Gilljam Marita, Nyström Ulla, Dellgren Göran, Skog Ingrid, Hansson Lennart
Department of Respiratory Medicine, Sahlgrenska University Hospital, Gothenburg, Sweden.
Department of Cardiothoracic Surgery and Transplant Institute, Sahlgrenska University Hospital, Gothenburg, Sweden.
Eur J Cardiothorac Surg. 2017 Mar 1;51(3):571-576. doi: 10.1093/ejcts/ezw328.
In Sweden, lung transplantation has been performed in patients with end-stage lung disease since 1990. We assessed survival after lung transplantation for cystic fibrosis (CF) with focus on early mortality and outcome for patients infected with certain multiresistant bacteria, considered a relative contraindication for lung transplantation.
Review of CF and transplant databases and patient charts. The Kaplan-Meier method and log-rank test were used for survival analysis and group comparison.
From November 1991 to December 2014, 115 transplantations were performed in 106 CF patients (9 retransplantations): 3 heart-lung, 106 double lung-, 1 double lobar- and 5 single lung transplantations, constituting 13% (115/909) of all lung-transplant procedures performed in Sweden. The mean age at surgery was 31 (SD 10, range 10-61) years and there were 48% females. Overall 1-year survival after lung transplantation for CF was 86.4%, 5-year survival was 73.7% and 10-year survival was 62.4%. The mean and median survival after transplantation were 13.1 (95% confidence interval (CI): 11-15.3) and 14.6 (95% CI: 9.3-19.8) years, respectively, and there was no significant difference for gender or transplant centre. Extracorporeal membrane oxygenation was used as a bridge to transplantation in 11 cases and five patients received reconditioned lungs. Vascular and infectious complications contributed to eight deaths within the first three postoperative months. The mean survival for 14 patients infected pretransplant with Mycobacterium abscessus or Burkholderia cepacia complex was 8.8 (95% CI: 6.1-11.6) years compared to 13.2 (95% CI: 10.9-15.8) years for patients negative for these bacteria. Nineteen patients (14% of all listed), of whom three were listed for retransplantation, died while waiting a median time of 94 days (range 4 days-2.5 years) after listing.
Survival after lung transplantation in Sweden is good, also for patients with pretransplant infection with M. abscessus or B. cepacia complex, and comparable to international data.
自1990年起,瑞典就已为终末期肺病患者实施肺移植手术。
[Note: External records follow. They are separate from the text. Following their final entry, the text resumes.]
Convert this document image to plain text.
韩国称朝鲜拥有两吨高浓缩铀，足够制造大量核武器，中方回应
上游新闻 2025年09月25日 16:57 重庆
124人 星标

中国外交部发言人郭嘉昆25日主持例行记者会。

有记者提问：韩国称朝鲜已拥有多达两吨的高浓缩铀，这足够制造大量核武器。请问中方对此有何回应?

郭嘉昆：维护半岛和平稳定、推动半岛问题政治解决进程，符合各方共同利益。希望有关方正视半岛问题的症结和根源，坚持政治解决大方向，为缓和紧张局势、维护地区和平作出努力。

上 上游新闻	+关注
我们评估了囊性纤维化(CF)患者肺移植后的生存率,重点关注早期死亡率以及感染某些多重耐药菌患者的预后情况,这类感染被视为肺移植的相对禁忌证。
回顾CF和移植数据库以及患者病历。采用Kaplan-Meier法和对数秩检验进行生存分析和组间比较。
1991年11月至2014年12月,106例CF患者(9例再次移植)接受了115次移植手术:3例心肺联合移植、106例双肺移植、1例双叶肺移植和5例单肺移植,占瑞典所有肺移植手术的13%(115/909)。手术时的平均年龄为31岁(标准差10,范围10 - 61岁),女性占48%。CF患者肺移植后的总体1年生存率为86.4%,5年生存率为73.7%,10年生存率为62.4%。移植后的平均生存时间和中位生存时间分别为13.1年(95%置信区间(CI):11 - 15.3)和14.6年(95%CI:9.3 - 19.8),性别和移植中心之间无显著差异。11例患者使用体外膜肺氧合作为移植桥梁,5例患者接受了翻新肺。血管和感染并发症导致术后前三个月内8例死亡。移植前感染脓肿分枝杆菌或洋葱伯克霍尔德菌复合体的14例患者的平均生存时间为8.8年(95%CI:6.1 - 11.6),而这些细菌检测阴性的患者平均生存时间为13.2年(95%CI:10.9 - 15.8)。19例患者(占所有登记患者的14%)死亡,其中3例登记接受再次移植,登记后中位等待时间为94天(范围4天 - 2.5年)。
在瑞典,肺移植后的生存率良好,对于移植前感染脓肿分枝杆菌或洋葱伯克霍尔德菌复合体患者也是如此,且与国际数据相当。